Tudo para sobreviver
Certa feita, ao caminhar por um dos bairros de Salvador, há muito abandonado – dentre muitos -, deparei-me com cena que deveras chamou-me a atenção. Ao meu lado, um feixe de blocos amontados – em desordem – demonstrava, em sua fronte, um cartaz, onde se dizia: Casa nº 1, em cima; casa nº 2, embaixo. Casa de nº 3, ao lado.
Aquilo não é casa; é domicílio.
Em hipótese alguma aquilo é casa, ainda que muitos a amem e a tenham assim – pois tudo isso foge à ideia básica de dignidade.
O esforço contínuo para continuar vivo anula qualquer hipótese mínima de percepção de que aquilo jamais foi uma casa.
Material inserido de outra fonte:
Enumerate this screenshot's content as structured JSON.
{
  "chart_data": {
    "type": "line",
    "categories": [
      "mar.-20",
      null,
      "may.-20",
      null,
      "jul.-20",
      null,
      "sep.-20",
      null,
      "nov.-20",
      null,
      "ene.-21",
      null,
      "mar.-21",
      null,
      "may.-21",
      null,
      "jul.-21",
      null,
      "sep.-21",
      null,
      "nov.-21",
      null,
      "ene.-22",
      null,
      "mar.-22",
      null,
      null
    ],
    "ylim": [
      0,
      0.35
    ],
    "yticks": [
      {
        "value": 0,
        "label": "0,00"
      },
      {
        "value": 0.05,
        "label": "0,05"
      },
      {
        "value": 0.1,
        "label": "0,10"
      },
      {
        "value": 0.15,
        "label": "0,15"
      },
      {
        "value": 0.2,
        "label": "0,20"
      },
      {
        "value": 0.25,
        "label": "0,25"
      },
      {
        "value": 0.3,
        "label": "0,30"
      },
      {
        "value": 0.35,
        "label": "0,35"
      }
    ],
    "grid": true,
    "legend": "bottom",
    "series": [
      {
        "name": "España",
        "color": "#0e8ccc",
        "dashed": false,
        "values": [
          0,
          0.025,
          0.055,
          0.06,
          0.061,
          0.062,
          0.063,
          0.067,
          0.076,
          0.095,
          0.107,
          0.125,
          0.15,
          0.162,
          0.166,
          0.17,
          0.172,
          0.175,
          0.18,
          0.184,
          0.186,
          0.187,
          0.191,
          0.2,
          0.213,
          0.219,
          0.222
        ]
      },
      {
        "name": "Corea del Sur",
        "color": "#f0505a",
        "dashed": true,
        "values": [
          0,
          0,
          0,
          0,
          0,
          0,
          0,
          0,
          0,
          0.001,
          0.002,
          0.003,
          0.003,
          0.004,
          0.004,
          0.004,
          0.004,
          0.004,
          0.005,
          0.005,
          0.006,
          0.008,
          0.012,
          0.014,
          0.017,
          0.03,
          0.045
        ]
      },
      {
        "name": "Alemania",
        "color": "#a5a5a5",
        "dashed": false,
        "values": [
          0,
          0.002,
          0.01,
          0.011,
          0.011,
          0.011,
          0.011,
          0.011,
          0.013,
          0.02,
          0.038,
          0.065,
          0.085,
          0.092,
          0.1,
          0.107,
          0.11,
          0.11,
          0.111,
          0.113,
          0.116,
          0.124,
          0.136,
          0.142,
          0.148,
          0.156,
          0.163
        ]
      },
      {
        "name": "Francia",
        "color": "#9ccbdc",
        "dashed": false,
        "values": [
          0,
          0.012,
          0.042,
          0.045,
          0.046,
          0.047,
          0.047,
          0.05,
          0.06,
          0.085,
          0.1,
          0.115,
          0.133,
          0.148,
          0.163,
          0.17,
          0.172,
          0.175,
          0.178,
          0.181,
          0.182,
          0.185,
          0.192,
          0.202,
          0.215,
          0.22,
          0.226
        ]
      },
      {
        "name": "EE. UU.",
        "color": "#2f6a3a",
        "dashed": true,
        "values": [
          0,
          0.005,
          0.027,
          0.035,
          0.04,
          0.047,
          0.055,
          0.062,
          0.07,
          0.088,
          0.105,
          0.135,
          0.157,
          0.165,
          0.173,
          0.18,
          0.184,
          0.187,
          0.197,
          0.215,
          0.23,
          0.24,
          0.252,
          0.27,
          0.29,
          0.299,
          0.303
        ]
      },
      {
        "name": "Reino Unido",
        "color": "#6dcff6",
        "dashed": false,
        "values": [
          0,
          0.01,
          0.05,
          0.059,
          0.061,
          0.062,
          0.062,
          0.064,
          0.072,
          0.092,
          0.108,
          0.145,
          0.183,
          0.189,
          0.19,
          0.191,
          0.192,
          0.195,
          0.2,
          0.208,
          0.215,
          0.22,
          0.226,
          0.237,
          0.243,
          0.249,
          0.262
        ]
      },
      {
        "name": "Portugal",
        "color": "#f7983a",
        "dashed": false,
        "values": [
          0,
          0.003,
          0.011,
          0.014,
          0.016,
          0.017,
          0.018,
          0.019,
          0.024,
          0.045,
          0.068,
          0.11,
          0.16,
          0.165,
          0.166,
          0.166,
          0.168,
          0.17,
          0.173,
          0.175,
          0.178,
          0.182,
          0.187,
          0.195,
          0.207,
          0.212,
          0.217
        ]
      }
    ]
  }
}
Estamos engasgados demais com esse mundo que obriga. Obriga a sobrevivermos, cada dia, para que o próximo seja tão somente como o anterior – com vida. E isso é tão forte que não nos faz ver além.
Disseram-nos que hoje tudo é diferente. Avisaram-nos que somos livres e conscientes do que somos e do que podemos. E mentiram.
Enxergar ali uma casa é mesmo que dizer que tudo está bem, tendendo a estar cada dia melhor; é dizer que antes nem isso tínhamos, e hoje temos.
Temos o quê? Um amontoado de coisas onde uma vida se sobrepõe à outra?
Não sejamos hipócritas... Vida onde o espaço do outro é conflitante com o nosso próprio não é vida, porque todos nós necessitamos um espaço mínimo conosco, sem intervenções.
A verdade é que fazemos de tudo para sobreviver.